Enriching honorific research with honorific phenomena: Insights from Thai interaction
A significant contribution to honorific research emerges from investigations into the complexities of honorific forms, as well as the extensive sociopragmatic characterizations of honorific systems and highly prescribed speech styles/levels, particularly in some East Asian languages (e.g. Korean and Japanese). Seen from this perspective, honorifics in English, German, Italian, Chinese and Thai, for instance, are notably less complex and developed, often confined to lexical categories such as personal pronouns, address forms and titles. The current emphasis on the morpho-syntactic features in honorific research, rooted in twentieth-century structuralism, tends to overlook languages lacking such features. I argue that addressing this imbalance requires a shift in focus from understanding how “linguistic honorifics” operate to how “honorification” is realized, managed and negotiated.
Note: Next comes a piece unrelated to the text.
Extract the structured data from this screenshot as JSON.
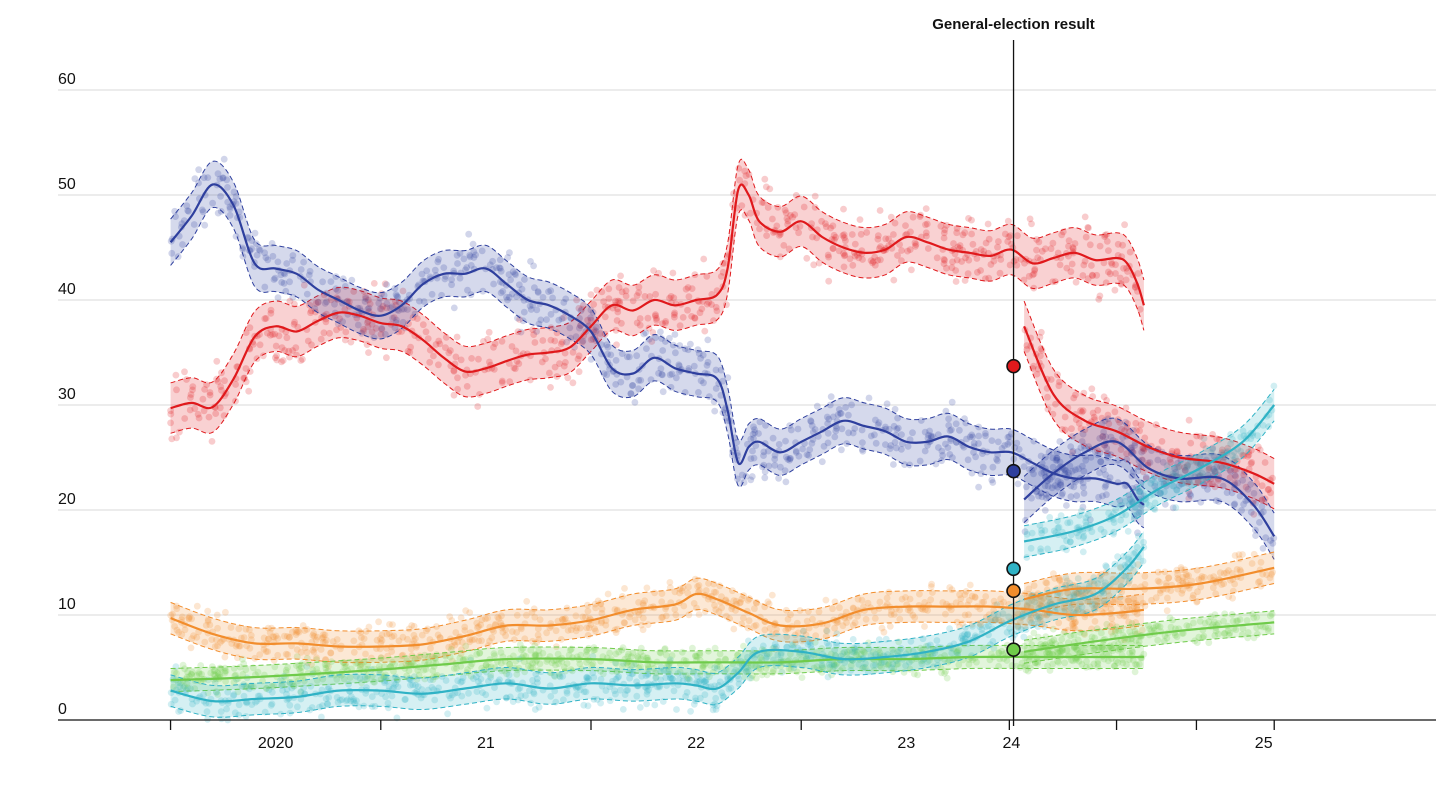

By drawing upon the emic concept of kaːnhâjkiat ‘honorification’, my presentation explores the practice of “doing honorification” among Thai speakers, considering varying degrees of power and distance and in ordinary and institutionalized interactions. Analogous to (negative) politeness realizations, honorification in Thai, in its broadest terms, can be construed as an interactional process whereby a speaker expresses their recognition of someone’s social standing that they consider appropriate following the targeted person’s favourable action and/or identity. This process involves an interplay between conventional and situated honorific forms, with the latter incorporating various practices, including (but not limited to) mentioning the person before others, discussing safe topics, employing certain addressee-oriented paralinguistics and embodiment, remaining silent and even mere verbalization of thought. Interpreting situated honorifics necessitates close consideration of the immediate context and interlocutors’ role relations. This presentation also points to possibilities in which interactants of languages from far and wide implement their linguacultural resources to bestow honorification to others without the use of conventionalized forms, while still achieving interactional goals similar to ones achievable by dint of linguistic honorifics.